8) Installing a jack: symmetrically installing the supporting steel pipe (81) and the corresponding jack (8) between the reaction frame (4) and the lower longitudinal beam (72);

9) Symmetrically pressing down: symmetrically pressing down by the jack (8) until the steel cofferdam (7) is pressed down to a preset depth.

2. The steel cofferdam installation method for reinforcing the underwater structure of the bridge as claimed in claim 1, wherein the buckle (44) consists of a U-shaped bolt, a matched gasket and a nut, and is respectively arranged at the crossing position of the upper cross beam (41) and the upper longitudinal beam (42), and comprises a erecting section steel (32), the upper cross beam (41) and the upper longitudinal beam (42) of the lower-to-upper hoop anchor ear (3).

3. The steel cofferdam installation method for reinforcing the underwater structure of the bridge, as set forth in claim 1, characterized in that the material of the anti-slip washer (2) is one of rubber, silica gel, diamond-impregnated steel strips, rubber-plastic fibers and geotextiles, and the hoop (52) is made of steel strands, steel ropes and steel bars.

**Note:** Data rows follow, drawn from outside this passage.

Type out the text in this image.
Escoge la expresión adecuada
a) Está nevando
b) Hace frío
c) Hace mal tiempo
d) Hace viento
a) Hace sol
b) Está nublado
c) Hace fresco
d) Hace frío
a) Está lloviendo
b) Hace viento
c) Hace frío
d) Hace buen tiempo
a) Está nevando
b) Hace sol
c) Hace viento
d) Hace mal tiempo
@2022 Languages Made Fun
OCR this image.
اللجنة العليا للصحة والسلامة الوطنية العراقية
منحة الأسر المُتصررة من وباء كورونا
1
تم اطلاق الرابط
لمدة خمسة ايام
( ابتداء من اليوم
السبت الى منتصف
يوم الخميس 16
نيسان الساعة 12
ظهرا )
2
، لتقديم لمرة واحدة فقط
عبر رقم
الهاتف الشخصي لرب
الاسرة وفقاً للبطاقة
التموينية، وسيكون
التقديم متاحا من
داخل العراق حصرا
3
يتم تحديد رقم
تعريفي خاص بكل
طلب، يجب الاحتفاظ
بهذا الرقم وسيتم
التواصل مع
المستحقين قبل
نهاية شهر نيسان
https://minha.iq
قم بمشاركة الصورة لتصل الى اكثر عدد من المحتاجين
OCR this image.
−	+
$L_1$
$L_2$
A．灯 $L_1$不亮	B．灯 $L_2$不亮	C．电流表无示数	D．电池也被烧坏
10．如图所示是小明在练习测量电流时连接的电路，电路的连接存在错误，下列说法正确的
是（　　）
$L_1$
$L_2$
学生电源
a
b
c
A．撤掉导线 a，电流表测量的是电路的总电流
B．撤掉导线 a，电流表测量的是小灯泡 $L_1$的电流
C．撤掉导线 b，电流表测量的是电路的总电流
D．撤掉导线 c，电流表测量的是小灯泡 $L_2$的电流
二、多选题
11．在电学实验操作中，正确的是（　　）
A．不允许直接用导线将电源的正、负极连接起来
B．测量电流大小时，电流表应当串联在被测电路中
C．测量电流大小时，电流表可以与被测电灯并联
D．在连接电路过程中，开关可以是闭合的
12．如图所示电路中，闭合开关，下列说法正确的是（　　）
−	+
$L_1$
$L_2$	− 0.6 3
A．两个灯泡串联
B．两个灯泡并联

4. A method of installing a steel cofferdam for reinforcing an underwater structure of a bridge as claimed in claim 1, wherein said pins (51) and hoops (52) are located 1.5m to 2.0m below the hoops (3).

5. A method of installing a steel cofferdam for reinforcing a bridge underwater structure as set forth in claim 1, wherein said jack (8) is located in the lower portion of the supporting steel pipe (81).